If you’re picking a new flavour, does it ever produce anything surprising? 

Howarth: It depends. If you’re thinking of everything through a certain lens, like if you’re a milk producer and someone told you to go make something with insect protein, you’d be pretty surprised. But with a business like PepsiCo, which sells juice, oats, snacks, water, CSDs [carbonated soft drinks], etc., there’s nothing that could make you think ‘that’s crazy, we could never utilise that’ because somewhere across our brands there’s probably a rationale for it. 

If you walked around Shoreditch and asked people, you’d probably hear about a lot of them anyway – there’s nothing that you won’t have heard of before.
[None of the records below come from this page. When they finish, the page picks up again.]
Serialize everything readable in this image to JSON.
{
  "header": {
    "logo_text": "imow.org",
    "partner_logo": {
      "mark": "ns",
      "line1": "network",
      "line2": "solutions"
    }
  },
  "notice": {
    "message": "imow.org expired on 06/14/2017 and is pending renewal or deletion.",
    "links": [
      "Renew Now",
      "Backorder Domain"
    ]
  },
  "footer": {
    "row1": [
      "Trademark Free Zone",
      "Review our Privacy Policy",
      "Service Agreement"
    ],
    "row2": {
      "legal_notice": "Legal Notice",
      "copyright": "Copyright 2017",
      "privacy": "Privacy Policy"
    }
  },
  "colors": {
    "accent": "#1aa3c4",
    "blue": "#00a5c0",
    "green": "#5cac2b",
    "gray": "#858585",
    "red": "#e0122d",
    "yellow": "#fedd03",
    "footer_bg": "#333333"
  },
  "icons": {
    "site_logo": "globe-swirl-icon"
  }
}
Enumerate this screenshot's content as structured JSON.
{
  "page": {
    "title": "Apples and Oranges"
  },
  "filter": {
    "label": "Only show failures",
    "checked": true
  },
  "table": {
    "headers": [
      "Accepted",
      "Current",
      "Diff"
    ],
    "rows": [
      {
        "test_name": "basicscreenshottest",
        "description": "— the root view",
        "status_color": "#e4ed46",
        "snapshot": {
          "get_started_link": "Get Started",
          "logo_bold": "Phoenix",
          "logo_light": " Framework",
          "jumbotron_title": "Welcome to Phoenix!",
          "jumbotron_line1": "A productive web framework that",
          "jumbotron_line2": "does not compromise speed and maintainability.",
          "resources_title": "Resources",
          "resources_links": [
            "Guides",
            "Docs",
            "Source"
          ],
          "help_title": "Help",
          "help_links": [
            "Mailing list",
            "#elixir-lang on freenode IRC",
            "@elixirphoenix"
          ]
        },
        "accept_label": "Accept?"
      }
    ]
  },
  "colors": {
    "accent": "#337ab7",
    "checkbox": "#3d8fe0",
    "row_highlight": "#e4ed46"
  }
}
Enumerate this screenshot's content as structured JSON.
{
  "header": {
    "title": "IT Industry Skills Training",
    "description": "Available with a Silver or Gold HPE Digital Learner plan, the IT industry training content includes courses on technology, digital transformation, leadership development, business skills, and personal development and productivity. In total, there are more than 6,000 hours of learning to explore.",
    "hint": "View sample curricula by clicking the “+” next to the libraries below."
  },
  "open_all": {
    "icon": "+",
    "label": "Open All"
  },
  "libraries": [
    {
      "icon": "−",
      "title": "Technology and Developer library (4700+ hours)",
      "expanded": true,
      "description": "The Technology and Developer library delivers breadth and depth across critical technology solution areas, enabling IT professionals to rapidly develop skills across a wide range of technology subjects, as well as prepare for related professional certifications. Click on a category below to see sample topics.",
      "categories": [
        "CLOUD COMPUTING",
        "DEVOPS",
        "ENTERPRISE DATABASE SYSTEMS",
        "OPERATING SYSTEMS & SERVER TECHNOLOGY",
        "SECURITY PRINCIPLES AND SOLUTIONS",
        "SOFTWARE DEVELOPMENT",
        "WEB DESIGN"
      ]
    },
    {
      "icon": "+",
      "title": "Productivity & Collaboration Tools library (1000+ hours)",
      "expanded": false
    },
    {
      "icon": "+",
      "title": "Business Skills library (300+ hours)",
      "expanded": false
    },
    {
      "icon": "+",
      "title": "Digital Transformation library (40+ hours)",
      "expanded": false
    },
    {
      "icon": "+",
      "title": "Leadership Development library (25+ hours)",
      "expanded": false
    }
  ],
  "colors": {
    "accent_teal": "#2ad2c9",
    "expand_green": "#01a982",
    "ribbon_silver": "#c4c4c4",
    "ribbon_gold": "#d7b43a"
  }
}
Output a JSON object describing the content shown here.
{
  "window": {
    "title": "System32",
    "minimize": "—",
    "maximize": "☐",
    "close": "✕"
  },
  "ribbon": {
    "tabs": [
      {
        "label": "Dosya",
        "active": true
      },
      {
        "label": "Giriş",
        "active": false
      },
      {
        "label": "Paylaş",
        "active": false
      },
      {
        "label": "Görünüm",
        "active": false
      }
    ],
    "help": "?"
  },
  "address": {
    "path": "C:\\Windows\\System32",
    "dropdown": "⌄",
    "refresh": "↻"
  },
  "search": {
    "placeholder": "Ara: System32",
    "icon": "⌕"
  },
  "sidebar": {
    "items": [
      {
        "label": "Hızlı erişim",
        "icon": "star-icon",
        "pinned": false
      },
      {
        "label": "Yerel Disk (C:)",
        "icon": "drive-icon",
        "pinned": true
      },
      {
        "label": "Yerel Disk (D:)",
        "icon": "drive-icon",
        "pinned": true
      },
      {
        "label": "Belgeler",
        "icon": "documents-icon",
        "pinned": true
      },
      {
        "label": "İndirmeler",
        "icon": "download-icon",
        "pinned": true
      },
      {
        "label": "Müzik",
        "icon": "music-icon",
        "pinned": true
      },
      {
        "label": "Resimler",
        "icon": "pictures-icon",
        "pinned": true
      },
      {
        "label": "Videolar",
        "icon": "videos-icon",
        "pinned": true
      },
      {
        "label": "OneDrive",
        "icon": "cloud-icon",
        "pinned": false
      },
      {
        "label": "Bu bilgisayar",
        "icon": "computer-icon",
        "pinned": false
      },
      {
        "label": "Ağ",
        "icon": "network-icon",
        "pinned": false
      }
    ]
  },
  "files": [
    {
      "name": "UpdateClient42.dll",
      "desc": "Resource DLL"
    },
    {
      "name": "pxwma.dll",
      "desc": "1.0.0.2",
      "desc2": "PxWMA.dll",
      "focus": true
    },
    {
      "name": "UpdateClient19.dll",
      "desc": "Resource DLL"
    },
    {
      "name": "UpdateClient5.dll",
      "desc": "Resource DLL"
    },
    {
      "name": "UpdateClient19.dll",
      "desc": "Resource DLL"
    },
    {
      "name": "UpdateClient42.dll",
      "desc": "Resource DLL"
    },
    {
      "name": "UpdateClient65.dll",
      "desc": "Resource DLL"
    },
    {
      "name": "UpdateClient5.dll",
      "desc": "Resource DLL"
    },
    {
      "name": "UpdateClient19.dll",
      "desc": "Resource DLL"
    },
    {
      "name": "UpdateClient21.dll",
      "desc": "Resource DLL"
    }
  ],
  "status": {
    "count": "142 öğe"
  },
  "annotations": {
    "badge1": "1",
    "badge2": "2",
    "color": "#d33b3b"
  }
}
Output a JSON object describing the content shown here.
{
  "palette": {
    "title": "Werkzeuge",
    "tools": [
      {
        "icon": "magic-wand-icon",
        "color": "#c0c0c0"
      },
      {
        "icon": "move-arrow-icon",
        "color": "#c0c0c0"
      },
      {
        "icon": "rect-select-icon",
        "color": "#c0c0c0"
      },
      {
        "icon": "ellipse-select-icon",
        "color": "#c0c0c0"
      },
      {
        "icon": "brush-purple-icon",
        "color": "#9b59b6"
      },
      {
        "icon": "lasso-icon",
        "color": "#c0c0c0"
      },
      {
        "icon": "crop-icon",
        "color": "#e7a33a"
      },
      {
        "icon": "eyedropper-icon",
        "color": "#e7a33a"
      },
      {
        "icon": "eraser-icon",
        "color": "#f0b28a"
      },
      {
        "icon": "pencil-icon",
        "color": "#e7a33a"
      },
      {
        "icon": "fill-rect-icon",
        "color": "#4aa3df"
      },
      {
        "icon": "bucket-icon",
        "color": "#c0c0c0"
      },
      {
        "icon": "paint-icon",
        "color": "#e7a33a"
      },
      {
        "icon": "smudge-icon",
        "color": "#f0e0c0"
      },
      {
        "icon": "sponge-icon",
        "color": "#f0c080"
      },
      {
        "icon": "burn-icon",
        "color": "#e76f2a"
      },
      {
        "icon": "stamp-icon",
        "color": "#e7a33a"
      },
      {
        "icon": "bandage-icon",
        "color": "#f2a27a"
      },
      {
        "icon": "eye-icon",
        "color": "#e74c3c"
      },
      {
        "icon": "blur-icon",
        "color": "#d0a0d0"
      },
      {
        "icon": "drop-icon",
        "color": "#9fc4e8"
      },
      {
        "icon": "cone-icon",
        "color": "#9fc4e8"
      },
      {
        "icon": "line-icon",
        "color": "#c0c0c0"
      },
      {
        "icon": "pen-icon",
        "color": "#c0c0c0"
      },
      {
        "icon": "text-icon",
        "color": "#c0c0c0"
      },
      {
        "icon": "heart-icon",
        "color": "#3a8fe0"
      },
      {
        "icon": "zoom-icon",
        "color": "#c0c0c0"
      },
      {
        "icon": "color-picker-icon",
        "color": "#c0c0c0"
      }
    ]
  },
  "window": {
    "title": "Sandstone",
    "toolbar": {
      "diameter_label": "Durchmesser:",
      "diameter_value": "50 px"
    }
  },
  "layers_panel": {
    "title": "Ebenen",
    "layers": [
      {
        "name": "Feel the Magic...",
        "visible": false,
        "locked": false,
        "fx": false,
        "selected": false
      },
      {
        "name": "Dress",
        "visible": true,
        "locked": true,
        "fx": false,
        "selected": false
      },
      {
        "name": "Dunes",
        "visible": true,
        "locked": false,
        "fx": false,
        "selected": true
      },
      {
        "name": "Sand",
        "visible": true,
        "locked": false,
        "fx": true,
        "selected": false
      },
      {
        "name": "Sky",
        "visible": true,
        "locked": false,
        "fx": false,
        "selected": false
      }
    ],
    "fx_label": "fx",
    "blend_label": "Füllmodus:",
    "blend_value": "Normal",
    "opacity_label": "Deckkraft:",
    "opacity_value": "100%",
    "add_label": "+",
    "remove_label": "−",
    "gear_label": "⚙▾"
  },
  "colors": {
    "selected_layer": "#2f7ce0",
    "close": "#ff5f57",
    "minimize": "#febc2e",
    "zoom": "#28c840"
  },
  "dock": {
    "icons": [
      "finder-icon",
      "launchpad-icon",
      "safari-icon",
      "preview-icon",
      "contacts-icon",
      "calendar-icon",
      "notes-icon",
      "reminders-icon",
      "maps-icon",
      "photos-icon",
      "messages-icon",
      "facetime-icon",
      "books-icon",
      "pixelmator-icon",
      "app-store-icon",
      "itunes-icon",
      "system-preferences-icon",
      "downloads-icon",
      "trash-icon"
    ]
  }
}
And if there was, we’d be worried because if you told me something was going to scale in six months and I’d never heard of it, it’s not the right thing. It’s not about spotting millions of things early on that no one has heard about, it’s about figuring out which ones are going to grow. 

It must help to have data when you’re trying to convince someone to back something?

Howarth: That’s where this is completely transformative culturally, there’s a classic quote: ‘Without data you’re just another person with an opinion’. And historically if you think about front-end innovation, it’s just people sitting in a room coming up with opinions, and then you go to your senior leadership and they ask you why – and you’d end up explaining that it’s just something that you thought. 

This gives a massive justification for why you’d do something, we’re saying: ‘this is trending with our consumers and it’s going to be big over the next six months or so’. That’s why we’re not surprised when we get great consumer test scores because we already knew it was popular, and it gives us great justification as we go through our innovation life cycle.